In the later half of the 1850s, the group reemerged. They used several recent events for propaganda, among them "Bleeding Kansas" and the Sumner-Brooks Affair, to accuse the North of trying to immediately abolish slavery. Using effective propaganda against 1860 presidential candidate Abraham Lincoln, the Fire-Eaters were able to convince many southerners of this false accusation. They first targeted South Carolina, which passed an article of secession in December 1860. Wigfall, for one, actively encouraged an attack on Fort Sumter to prompt Virginia and other upper Southern States to secede as well. Thus, the Fire-Eaters helped to unleash a chain reaction that eventually led to the formation of the Confederate States of America and to the American Civil War.
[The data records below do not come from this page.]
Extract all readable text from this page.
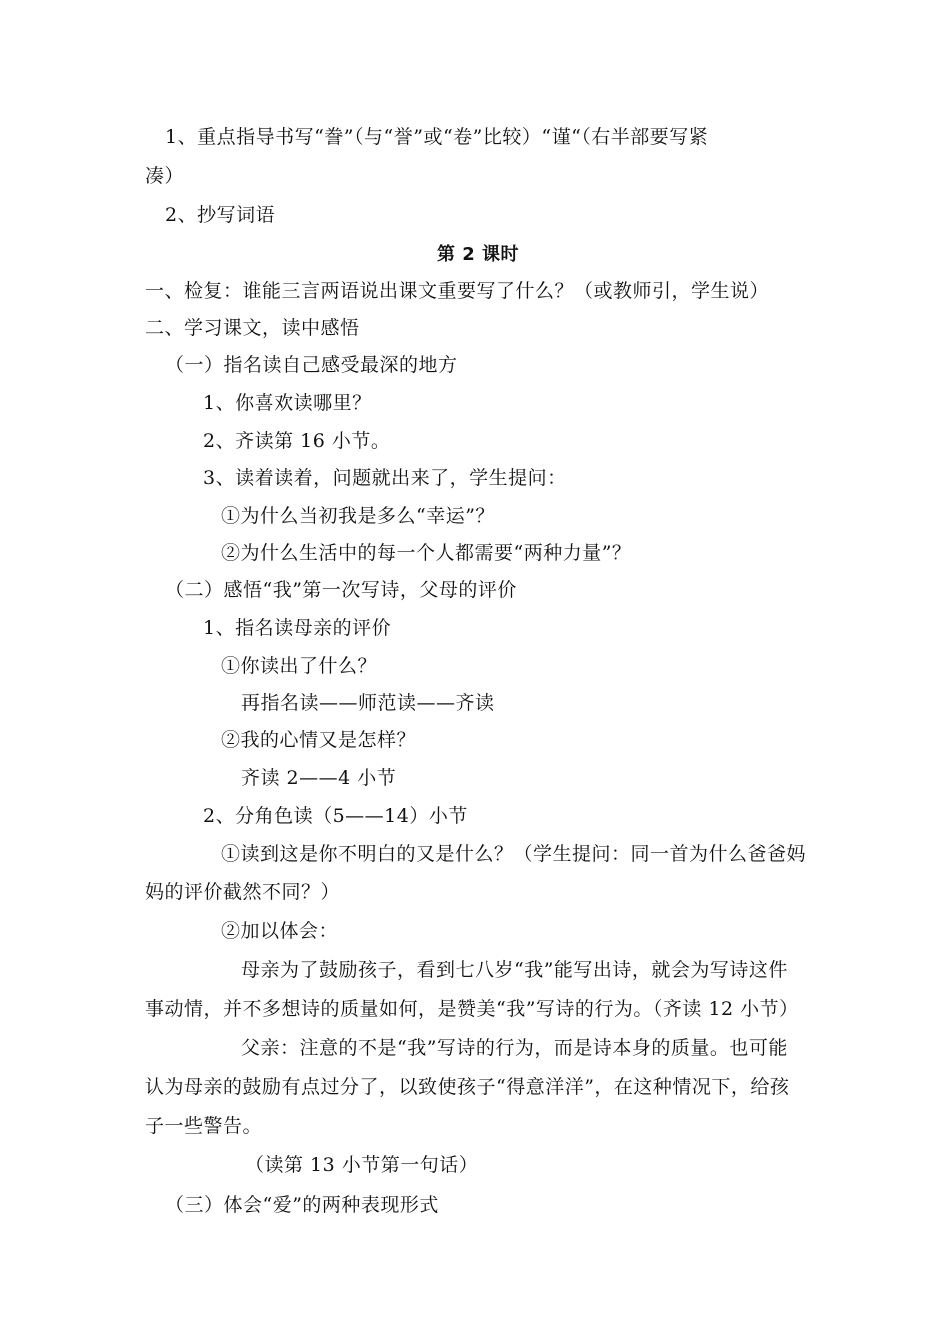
1、重点指导书写“誊”（与“誉”或“卷”比较）“谨“（右半部要写紧
凑）
2、抄写词语
第 2 课时
一、检复：谁能三言两语说出课文重要写了什么？（或教师引，学生说）
二、学习课文，读中感悟
（一）指名读自己感受最深的地方
1、你喜欢读哪里？
2、齐读第 16 小节。
3、读着读着，问题就出来了，学生提问：
①为什么当初我是多么“幸运”？
②为什么生活中的每一个人都需要“两种力量”？
（二）感悟“我”第一次写诗，父母的评价
1、指名读母亲的评价
①你读出了什么？
再指名读——师范读——齐读
②我的心情又是怎样？
齐读 2——4 小节
2、分角色读（5——14）小节
①读到这是你不明白的又是什么？（学生提问：同一首为什么爸爸妈
妈的评价截然不同？）
②加以体会：
母亲为了鼓励孩子，看到七八岁“我”能写出诗，就会为写诗这件
事动情，并不多想诗的质量如何，是赞美“我”写诗的行为。（齐读 12 小节）
父亲：注意的不是“我”写诗的行为，而是诗本身的质量。也可能
认为母亲的鼓励有点过分了，以致使孩子“得意洋洋”，在这种情况下，给孩
子一些警告。
（读第 13 小节第一句话）
（三）体会“爱”的两种表现形式
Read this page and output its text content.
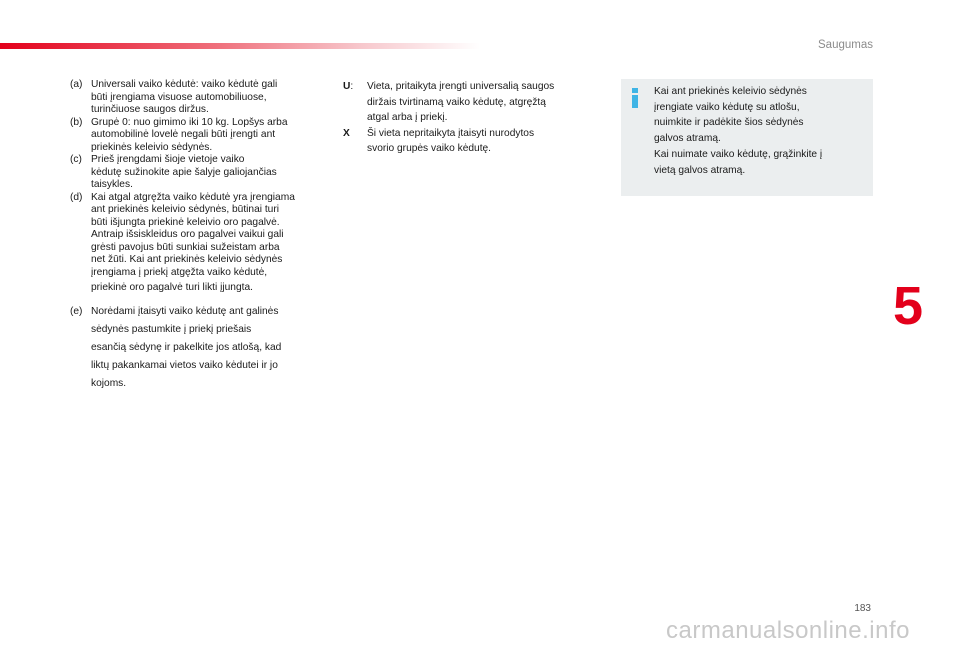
Saugumas
(a) Universali vaiko kėdutė: vaiko kėdutė gali
būti įrengiama visuose automobiliuose,
turinčiuose saugos diržus.
(b) Grupė 0: nuo gimimo iki 10 kg. Lopšys arba
automobilinė lovelė negali būti įrengti ant
priekinės keleivio sėdynės.
(c) Prieš įrengdami šioje vietoje vaiko
kėdutę sužinokite apie šalyje galiojančias
taisykles.
(d) Kai atgal atgręžta vaiko kėdutė yra įrengiama
ant priekinės keleivio sėdynės, būtinai turi
būti išjungta priekinė keleivio oro pagalvė.
Antraip išsiskleidus oro pagalvei vaikui gali
grėsti pavojus būti sunkiai sužeistam arba
net žūti. Kai ant priekinės keleivio sėdynės
įrengiama į priekį atgęžta vaiko kėdutė,
priekinė oro pagalvė turi likti įjungta.
(e) Norėdami įtaisyti vaiko kėdutę ant galinės
sėdynės pastumkite į priekį priešais
esančią sėdynę ir pakelkite jos atlošą, kad
liktų pakankamai vietos vaiko kėdutei ir jo
kojoms.
U:	Vieta, pritaikyta įrengti universalią saugos
diržais tvirtinamą vaiko kėdutę, atgręžtą
atgal arba į priekį.
X	Ši vieta nepritaikyta įtaisyti nurodytos
svorio grupės vaiko kėdutę.
Kai ant priekinės keleivio sėdynės
įrengiate vaiko kėdutę su atlošu,
nuimkite ir padėkite šios sėdynės
galvos atramą.
Kai nuimate vaiko kėdutę, grąžinkite į
vietą galvos atramą.
5
183
carmanualsonline.info
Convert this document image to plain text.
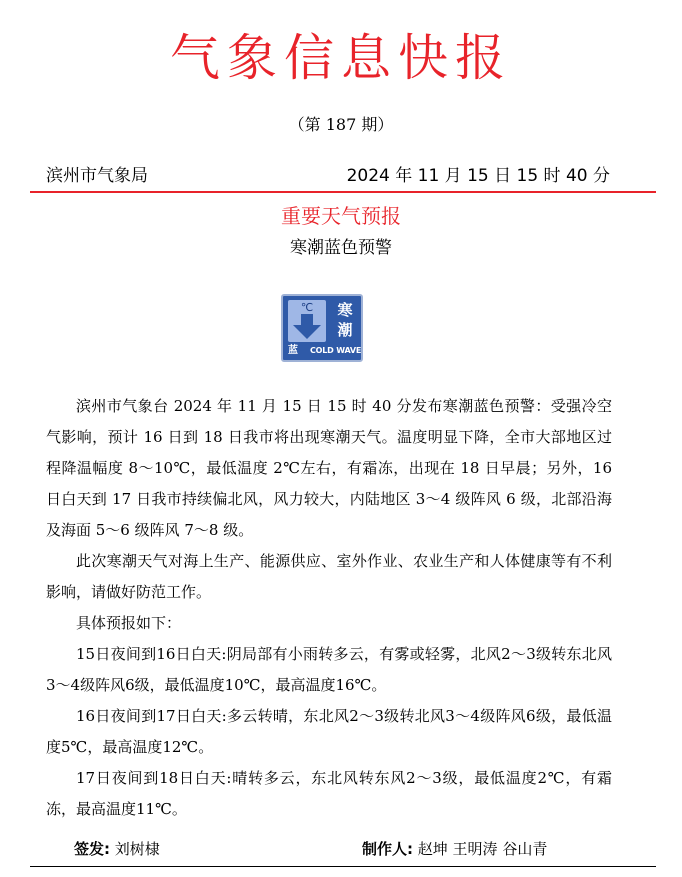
气象信息快报
（第 187 期）
滨州市气象局	2024 年 11 月 15 日 15 时 40 分
重要天气预报
寒潮蓝色预警
℃	寒
潮
蓝 COLD WAVE

滨州市气象台 2024 年 11 月 15 日 15 时 40 分发布寒潮蓝色预警：受强冷空气影响，预计 16 日到 18 日我市将出现寒潮天气。温度明显下降，全市大部地区过程降温幅度 8～10℃，最低温度 2℃左右，有霜冻，出现在 18 日早晨；另外，16 日白天到 17 日我市持续偏北风，风力较大，内陆地区 3～4 级阵风 6 级，北部沿海及海面 5～6 级阵风 7～8 级。

此次寒潮天气对海上生产、能源供应、室外作业、农业生产和人体健康等有不利影响，请做好防范工作。

具体预报如下：

15日夜间到16日白天:阴局部有小雨转多云，有雾或轻雾，北风2～3级转东北风3～4级阵风6级，最低温度10℃，最高温度16℃。

16日夜间到17日白天:多云转晴，东北风2～3级转北风3～4级阵风6级，最低温度5℃，最高温度12℃。

17日夜间到18日白天:晴转多云，东北风转东风2～3级，最低温度2℃，有霜冻，最高温度11℃。

签发: 刘树棣	制作人: 赵坤 王明涛 谷山青
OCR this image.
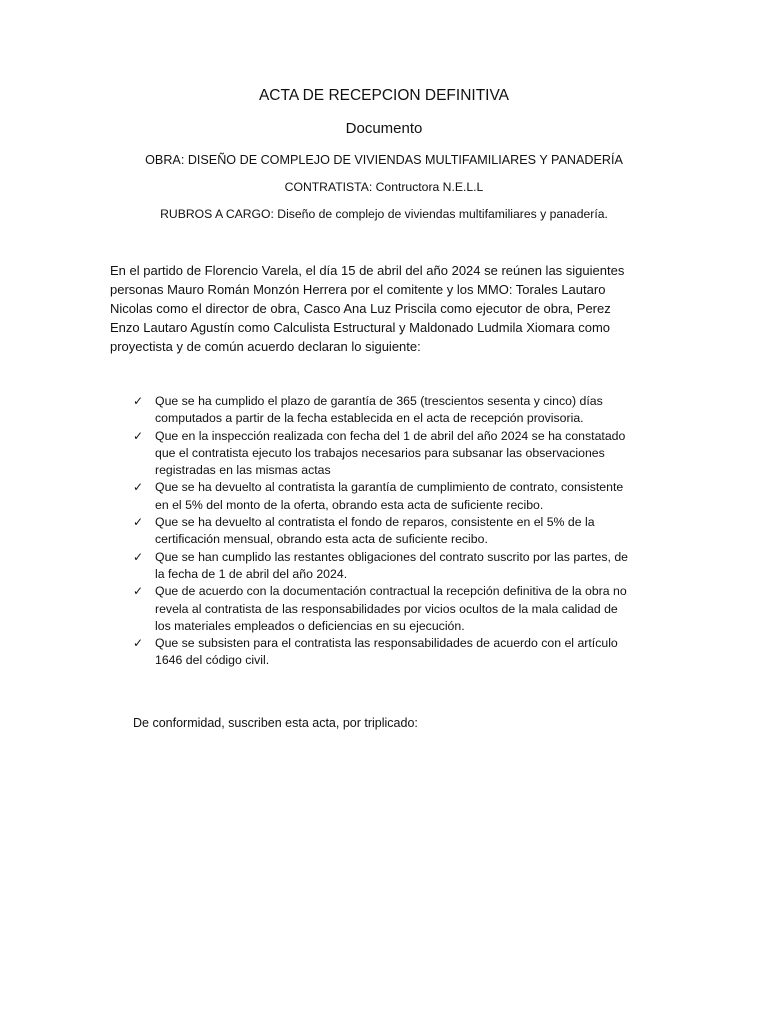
ACTA DE RECEPCION DEFINITIVA
Documento
OBRA: DISEÑO DE COMPLEJO DE VIVIENDAS MULTIFAMILIARES Y PANADERÍA
CONTRATISTA: Contructora N.E.L.L
RUBROS A CARGO: Diseño de complejo de viviendas multifamiliares y panadería.
En el partido de Florencio Varela, el día 15 de abril del año 2024 se reúnen las siguientes
personas Mauro Román Monzón Herrera por el comitente y los MMO: Torales Lautaro
Nicolas como el director de obra, Casco Ana Luz Priscila como ejecutor de obra, Perez
Enzo Lautaro Agustín como Calculista Estructural y Maldonado Ludmila Xiomara como
proyectista y de común acuerdo declaran lo siguiente:
✓ Que se ha cumplido el plazo de garantía de 365 (trescientos sesenta y cinco) días
computados a partir de la fecha establecida en el acta de recepción provisoria.
✓ Que en la inspección realizada con fecha del 1 de abril del año 2024 se ha constatado
que el contratista ejecuto los trabajos necesarios para subsanar las observaciones
registradas en las mismas actas
✓ Que se ha devuelto al contratista la garantía de cumplimiento de contrato, consistente
en el 5% del monto de la oferta, obrando esta acta de suficiente recibo.
✓ Que se ha devuelto al contratista el fondo de reparos, consistente en el 5% de la
certificación mensual, obrando esta acta de suficiente recibo.
✓ Que se han cumplido las restantes obligaciones del contrato suscrito por las partes, de
la fecha de 1 de abril del año 2024.
✓ Que de acuerdo con la documentación contractual la recepción definitiva de la obra no
revela al contratista de las responsabilidades por vicios ocultos de la mala calidad de
los materiales empleados o deficiencias en su ejecución.
✓ Que se subsisten para el contratista las responsabilidades de acuerdo con el artículo
1646 del código civil.
De conformidad, suscriben esta acta, por triplicado:
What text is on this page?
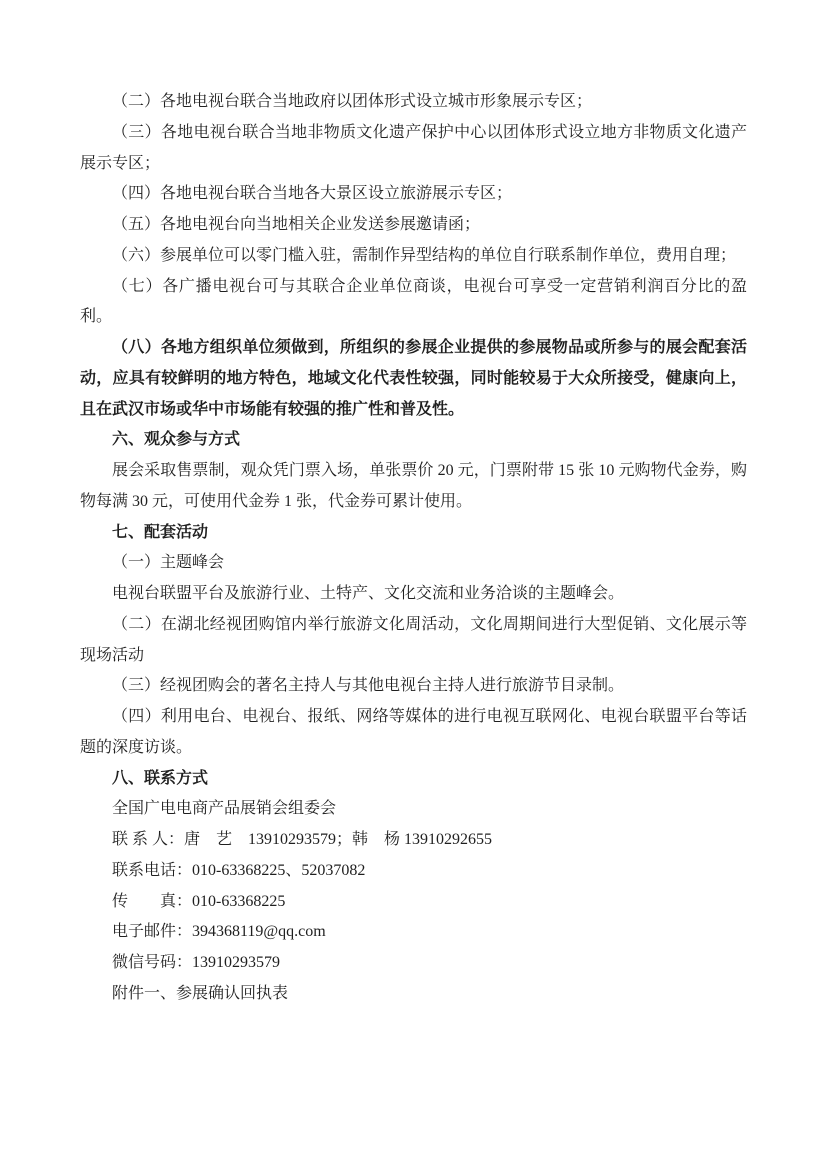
（二）各地电视台联合当地政府以团体形式设立城市形象展示专区；

（三）各地电视台联合当地非物质文化遗产保护中心以团体形式设立地方非物质文化遗产展示专区；

（四）各地电视台联合当地各大景区设立旅游展示专区；

（五）各地电视台向当地相关企业发送参展邀请函；

（六）参展单位可以零门槛入驻，需制作异型结构的单位自行联系制作单位，费用自理；

（七）各广播电视台可与其联合企业单位商谈，电视台可享受一定营销利润百分比的盈利。

（八）各地方组织单位须做到，所组织的参展企业提供的参展物品或所参与的展会配套活动，应具有较鲜明的地方特色，地域文化代表性较强，同时能较易于大众所接受，健康向上，且在武汉市场或华中市场能有较强的推广性和普及性。

六、观众参与方式

展会采取售票制，观众凭门票入场，单张票价 20 元，门票附带 15 张 10 元购物代金券，购物每满 30 元，可使用代金券 1 张，代金券可累计使用。

七、配套活动

（一）主题峰会

电视台联盟平台及旅游行业、土特产、文化交流和业务洽谈的主题峰会。

（二）在湖北经视团购馆内举行旅游文化周活动，文化周期间进行大型促销、文化展示等现场活动

（三）经视团购会的著名主持人与其他电视台主持人进行旅游节目录制。

（四）利用电台、电视台、报纸、网络等媒体的进行电视互联网化、电视台联盟平台等话题的深度访谈。

八、联系方式

全国广电电商产品展销会组委会

联 系 人：唐　艺　13910293579；韩　杨 13910292655

联系电话：010-63368225、52037082

传　　真：010-63368225

电子邮件：394368119@qq.com

微信号码：13910293579

附件一、参展确认回执表
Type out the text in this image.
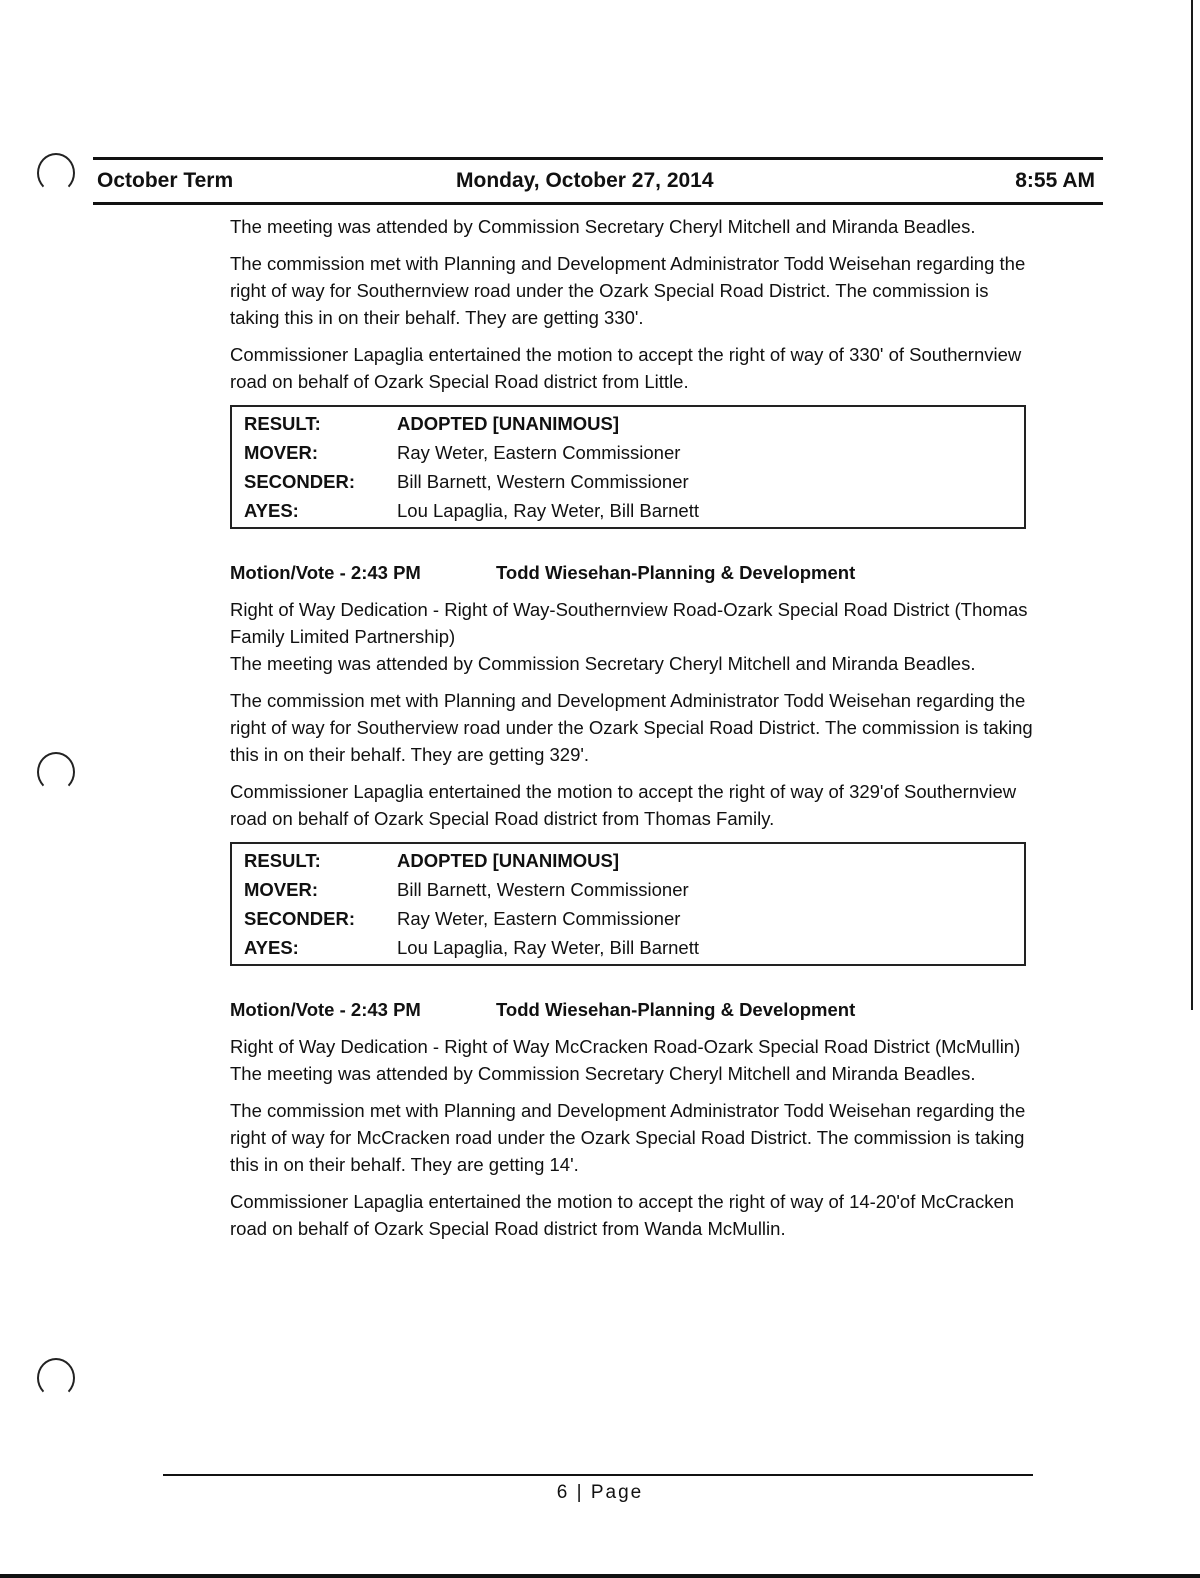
October Term	Monday, October 27, 2014	8:55 AM

The meeting was attended by Commission Secretary Cheryl Mitchell and Miranda Beadles.

The commission met with Planning and Development Administrator Todd Weisehan regarding the right of way for Southernview road under the Ozark Special Road District. The commission is taking this in on their behalf. They are getting 330'.

Commissioner Lapaglia entertained the motion to accept the right of way of 330' of Southernview road on behalf of Ozark Special Road district from Little.

RESULT:	ADOPTED [UNANIMOUS]
MOVER:	Ray Weter, Eastern Commissioner
SECONDER:	Bill Barnett, Western Commissioner
AYES:	Lou Lapaglia, Ray Weter, Bill Barnett

Motion/Vote - 2:43 PM	Todd Wiesehan-Planning & Development

Right of Way Dedication - Right of Way-Southernview Road-Ozark Special Road District (Thomas Family Limited Partnership)

The meeting was attended by Commission Secretary Cheryl Mitchell and Miranda Beadles.

The commission met with Planning and Development Administrator Todd Weisehan regarding the right of way for Southerview road under the Ozark Special Road District. The commission is taking this in on their behalf. They are getting 329'.

Commissioner Lapaglia entertained the motion to accept the right of way of 329'of Southernview road on behalf of Ozark Special Road district from Thomas Family.

RESULT:	ADOPTED [UNANIMOUS]
MOVER:	Bill Barnett, Western Commissioner
SECONDER:	Ray Weter, Eastern Commissioner
AYES:	Lou Lapaglia, Ray Weter, Bill Barnett

Motion/Vote - 2:43 PM	Todd Wiesehan-Planning & Development

Right of Way Dedication - Right of Way McCracken Road-Ozark Special Road District (McMullin)

The meeting was attended by Commission Secretary Cheryl Mitchell and Miranda Beadles.

The commission met with Planning and Development Administrator Todd Weisehan regarding the right of way for McCracken road under the Ozark Special Road District. The commission is taking this in on their behalf. They are getting 14'.

Commissioner Lapaglia entertained the motion to accept the right of way of 14-20'of McCracken road on behalf of Ozark Special Road district from Wanda McMullin.

6 | Page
Their influence waned quickly after the start of major fighting.
Notable Fire-Eaters
- William Barksdale
- James Dunwoody Brownson DeBow (publisher of DeBow's Review)
- Thomas C. Hindman
- Laurence M. Keitt
- William Porcher Miles
- John A. Quitman
- Robert Rhett
- Edmund Ruffin
- Nathaniel Beverley Tucker
- Louis Wigfall
- William Lowndes Yancey
References
- Walther, Eric H., The Fire-Eaters, (Louisiana State University Press, 1992) ISBN 0-8071-1775-7
- Walther, Eric H. William Lowndes Yancey: The Coming of the Civil War (2006)
Notes
- ↑ William J. Cooper, Jr. and Thomas E. Terrill (2008). The American South: A History. Rowman & Littlefield. p. 363.